Pemuda pesakitan ini diminta jongkok oleh petugas di tengah sungai yang tingginya selutut orang dewasa. Arus tidak begitu deras tapi aku bisa membayangkan betapa dinginnya berada disana. Belum lagi rasa malu ditonton banyak orang dengan kondisi nyaris bugil. Belum cukup sampai disitu, “siksaan” berikutnya sudah menunggu. Sejurus pemuda ini masuk ke tengah sungai, beberapa orang dari kerumunan penonton melempari si pesakitan dengan batu. Bak buk bak buk. Darah mengucur dari pelipis si pemuda yang tampaknya sia-sia saja menghalau lemparan batu dari kerumunan. Bukannya kasihan orang-orang ini mulai mengumpat dan menghadiahi pemuda ini dengan sumpah serapah bertubi-tubi. Ini pertama kalinya aku melihat modal penghukuman seperti ini. Dan ini cukup membuatku merinding sampai keesokan harinya.

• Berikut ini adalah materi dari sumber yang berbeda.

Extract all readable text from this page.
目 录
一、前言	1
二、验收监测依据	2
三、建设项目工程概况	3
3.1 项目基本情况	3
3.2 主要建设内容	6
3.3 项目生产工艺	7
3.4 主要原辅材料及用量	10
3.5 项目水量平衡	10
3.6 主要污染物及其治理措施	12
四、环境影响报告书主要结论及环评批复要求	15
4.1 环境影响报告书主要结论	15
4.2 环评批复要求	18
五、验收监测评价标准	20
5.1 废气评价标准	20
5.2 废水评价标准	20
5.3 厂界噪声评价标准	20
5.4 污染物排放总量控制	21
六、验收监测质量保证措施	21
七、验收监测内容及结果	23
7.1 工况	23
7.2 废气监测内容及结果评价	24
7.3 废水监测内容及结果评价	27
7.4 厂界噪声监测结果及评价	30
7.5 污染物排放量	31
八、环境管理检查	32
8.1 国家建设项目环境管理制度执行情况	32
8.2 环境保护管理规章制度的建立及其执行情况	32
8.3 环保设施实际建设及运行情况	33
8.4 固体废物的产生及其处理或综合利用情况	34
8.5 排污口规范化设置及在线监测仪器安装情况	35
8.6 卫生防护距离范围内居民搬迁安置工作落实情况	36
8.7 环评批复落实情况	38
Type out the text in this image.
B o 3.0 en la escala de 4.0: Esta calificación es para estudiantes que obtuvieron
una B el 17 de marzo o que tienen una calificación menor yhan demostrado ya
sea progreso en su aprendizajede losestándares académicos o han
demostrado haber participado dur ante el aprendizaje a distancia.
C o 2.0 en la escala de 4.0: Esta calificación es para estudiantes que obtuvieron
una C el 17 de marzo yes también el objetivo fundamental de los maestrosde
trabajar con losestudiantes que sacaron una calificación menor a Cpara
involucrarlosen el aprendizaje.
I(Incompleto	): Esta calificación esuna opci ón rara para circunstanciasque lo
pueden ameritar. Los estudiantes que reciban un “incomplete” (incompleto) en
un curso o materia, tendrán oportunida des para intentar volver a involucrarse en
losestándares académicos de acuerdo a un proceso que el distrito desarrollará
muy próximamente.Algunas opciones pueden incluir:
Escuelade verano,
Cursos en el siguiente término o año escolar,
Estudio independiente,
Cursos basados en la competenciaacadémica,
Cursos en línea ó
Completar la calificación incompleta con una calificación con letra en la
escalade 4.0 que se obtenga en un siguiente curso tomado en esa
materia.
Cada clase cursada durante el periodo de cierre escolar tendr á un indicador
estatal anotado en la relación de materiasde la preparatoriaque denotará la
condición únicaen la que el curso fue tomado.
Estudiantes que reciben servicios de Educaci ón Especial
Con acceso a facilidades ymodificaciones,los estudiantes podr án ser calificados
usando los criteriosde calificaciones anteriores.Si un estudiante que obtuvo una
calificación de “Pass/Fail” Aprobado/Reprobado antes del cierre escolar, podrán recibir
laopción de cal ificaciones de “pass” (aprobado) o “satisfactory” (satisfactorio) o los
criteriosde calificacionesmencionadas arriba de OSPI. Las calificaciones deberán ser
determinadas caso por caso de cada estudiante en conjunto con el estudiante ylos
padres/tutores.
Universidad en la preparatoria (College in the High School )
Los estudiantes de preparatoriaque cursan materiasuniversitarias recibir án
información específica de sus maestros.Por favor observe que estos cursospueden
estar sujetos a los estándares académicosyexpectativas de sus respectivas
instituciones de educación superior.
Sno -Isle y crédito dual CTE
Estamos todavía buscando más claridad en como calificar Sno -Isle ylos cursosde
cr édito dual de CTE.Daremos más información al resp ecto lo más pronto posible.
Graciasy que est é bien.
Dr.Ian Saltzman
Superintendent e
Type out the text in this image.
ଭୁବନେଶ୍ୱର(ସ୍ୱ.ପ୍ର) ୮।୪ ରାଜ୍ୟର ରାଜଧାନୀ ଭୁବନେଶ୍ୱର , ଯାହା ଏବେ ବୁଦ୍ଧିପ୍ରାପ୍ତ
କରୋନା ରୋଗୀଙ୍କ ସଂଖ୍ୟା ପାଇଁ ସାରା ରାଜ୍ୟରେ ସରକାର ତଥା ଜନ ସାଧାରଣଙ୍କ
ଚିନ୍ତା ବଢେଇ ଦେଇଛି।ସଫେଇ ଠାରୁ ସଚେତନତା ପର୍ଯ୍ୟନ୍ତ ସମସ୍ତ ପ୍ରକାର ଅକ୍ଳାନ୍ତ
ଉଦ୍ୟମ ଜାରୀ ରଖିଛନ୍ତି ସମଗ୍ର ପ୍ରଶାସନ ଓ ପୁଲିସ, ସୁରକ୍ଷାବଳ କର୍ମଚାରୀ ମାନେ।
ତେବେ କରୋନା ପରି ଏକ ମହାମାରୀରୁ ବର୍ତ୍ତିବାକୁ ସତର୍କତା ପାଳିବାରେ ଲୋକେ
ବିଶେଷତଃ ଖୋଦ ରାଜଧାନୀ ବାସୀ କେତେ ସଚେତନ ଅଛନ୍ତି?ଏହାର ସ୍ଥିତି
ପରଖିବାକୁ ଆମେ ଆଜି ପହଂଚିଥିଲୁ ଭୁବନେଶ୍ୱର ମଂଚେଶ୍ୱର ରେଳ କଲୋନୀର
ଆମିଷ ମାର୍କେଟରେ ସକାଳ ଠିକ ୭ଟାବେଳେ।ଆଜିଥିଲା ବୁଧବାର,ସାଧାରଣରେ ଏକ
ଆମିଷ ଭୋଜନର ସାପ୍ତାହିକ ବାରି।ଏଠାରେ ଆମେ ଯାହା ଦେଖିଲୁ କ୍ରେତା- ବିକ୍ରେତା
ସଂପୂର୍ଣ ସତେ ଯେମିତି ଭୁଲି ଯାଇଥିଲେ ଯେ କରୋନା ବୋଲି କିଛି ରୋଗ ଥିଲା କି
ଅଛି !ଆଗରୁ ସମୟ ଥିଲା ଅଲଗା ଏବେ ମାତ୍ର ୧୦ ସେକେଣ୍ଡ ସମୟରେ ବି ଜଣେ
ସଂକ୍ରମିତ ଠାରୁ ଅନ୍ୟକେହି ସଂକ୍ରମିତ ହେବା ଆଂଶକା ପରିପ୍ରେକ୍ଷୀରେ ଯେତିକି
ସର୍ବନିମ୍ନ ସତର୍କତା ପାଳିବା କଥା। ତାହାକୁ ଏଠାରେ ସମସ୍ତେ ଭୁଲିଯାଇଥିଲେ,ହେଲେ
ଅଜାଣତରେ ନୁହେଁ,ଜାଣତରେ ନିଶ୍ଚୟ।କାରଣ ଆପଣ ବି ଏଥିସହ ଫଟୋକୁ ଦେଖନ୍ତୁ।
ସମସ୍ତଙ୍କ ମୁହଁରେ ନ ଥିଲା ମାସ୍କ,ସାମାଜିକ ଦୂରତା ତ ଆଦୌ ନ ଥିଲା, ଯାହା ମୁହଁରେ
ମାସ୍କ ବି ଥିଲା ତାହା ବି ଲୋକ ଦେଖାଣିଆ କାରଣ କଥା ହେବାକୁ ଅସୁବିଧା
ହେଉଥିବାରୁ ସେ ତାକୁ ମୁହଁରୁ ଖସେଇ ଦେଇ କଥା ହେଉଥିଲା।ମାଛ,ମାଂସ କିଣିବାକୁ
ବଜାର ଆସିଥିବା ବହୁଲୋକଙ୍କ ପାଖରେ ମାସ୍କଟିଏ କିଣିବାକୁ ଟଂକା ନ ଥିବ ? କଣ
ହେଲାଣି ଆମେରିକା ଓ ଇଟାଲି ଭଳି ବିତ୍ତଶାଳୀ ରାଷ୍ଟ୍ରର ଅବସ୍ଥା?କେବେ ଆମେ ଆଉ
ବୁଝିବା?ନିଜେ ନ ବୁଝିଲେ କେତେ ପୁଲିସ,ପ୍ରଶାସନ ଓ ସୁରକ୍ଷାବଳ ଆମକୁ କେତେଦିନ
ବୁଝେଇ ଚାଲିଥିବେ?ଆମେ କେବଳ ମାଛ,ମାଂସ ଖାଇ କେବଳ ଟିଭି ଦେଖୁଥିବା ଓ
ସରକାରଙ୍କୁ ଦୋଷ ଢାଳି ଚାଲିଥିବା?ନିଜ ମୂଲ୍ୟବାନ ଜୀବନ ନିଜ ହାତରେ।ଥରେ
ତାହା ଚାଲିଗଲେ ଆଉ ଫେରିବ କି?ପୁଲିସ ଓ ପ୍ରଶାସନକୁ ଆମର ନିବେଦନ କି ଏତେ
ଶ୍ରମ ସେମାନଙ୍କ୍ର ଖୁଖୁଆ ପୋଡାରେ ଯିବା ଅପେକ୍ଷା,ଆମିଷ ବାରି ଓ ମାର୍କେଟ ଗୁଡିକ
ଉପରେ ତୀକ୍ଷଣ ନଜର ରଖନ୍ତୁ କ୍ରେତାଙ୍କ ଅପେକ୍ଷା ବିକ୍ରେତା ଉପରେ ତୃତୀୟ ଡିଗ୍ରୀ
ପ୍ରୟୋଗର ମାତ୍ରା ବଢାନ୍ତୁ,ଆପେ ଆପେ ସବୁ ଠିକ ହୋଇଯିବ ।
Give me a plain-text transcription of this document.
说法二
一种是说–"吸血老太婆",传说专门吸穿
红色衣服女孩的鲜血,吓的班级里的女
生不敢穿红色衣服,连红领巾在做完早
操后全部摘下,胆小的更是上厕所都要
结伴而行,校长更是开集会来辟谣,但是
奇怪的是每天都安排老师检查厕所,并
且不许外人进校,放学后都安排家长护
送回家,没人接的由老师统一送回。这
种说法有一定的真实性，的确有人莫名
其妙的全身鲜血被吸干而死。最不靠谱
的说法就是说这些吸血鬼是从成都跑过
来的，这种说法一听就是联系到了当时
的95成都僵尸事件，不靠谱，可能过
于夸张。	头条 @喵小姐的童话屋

Agaknya nyawa si pemuda terselamatkan karena massa tampak segan untuk merajam pemuda ini sampai mati di depan petugas koramil. Si pemuda pasrah menjadi tontonan. Rasa sakit akibat lemparan batu agaknya tidak seberapa dibanding rasa malu ditonton banyak orang di kecamatan kecil yang orang-orangnya saling mengenal satu sama lain. Aku tidak tahu berapa lama si pemuda “dikeeum” di sungai. Lonceng sekolah berbunyi tak lama setelah petugas koramil menghardik mereka yang melempari si pemuda dengan batu. Menjelang siang, saat berjalan pulang dari sekolah kulihat pemuda itu sedang berdiri dalam sikap hormat di depan kantor koramil. Masih dengan sempak lusuh dan badan kurus kering terjemur matahari yang panas menyengat. Belakangan aku mendengar si pemuda kepergok mencuri barang di rumah tetangganya. Warga melapor ke koramil, dan dijatuhkanlah “hukuman sosial” a la koramil. Entah apakah si pemuda mendapatkan haknya untuk diproses secara hukum di kantor polisi setelah “diproses” di kantor Koramil. Yang jelas ini bukan untuk terakhir kalinya aku melihat warga berkerumun untuk melihat orang “dikeeum”.
Ini adalah masa dimana harga-harga belum mencekik leher. Masa dimana warga merasakan keamanan karena “diskresi” serdadu yang menjalankan dwi fungsi ke hampir semua aspek kehidupan masyarakat. Termasuk diantaranya menjadi polisi, jaksa dan hakim sekaligus untuk mengatasi masalah kriminal (kecil) seperti yang (diduga) dilakukan si pemuda malang tadi. Boleh sepakat boleh tidak. Tapi di masa itu rasa aman terasa nyata. Senyata represi pada mereka yang bersuara berbeda dari narasi negara, yang diperlakukan macam pariah layaknya si pemuda malang dari Cikalongkulon.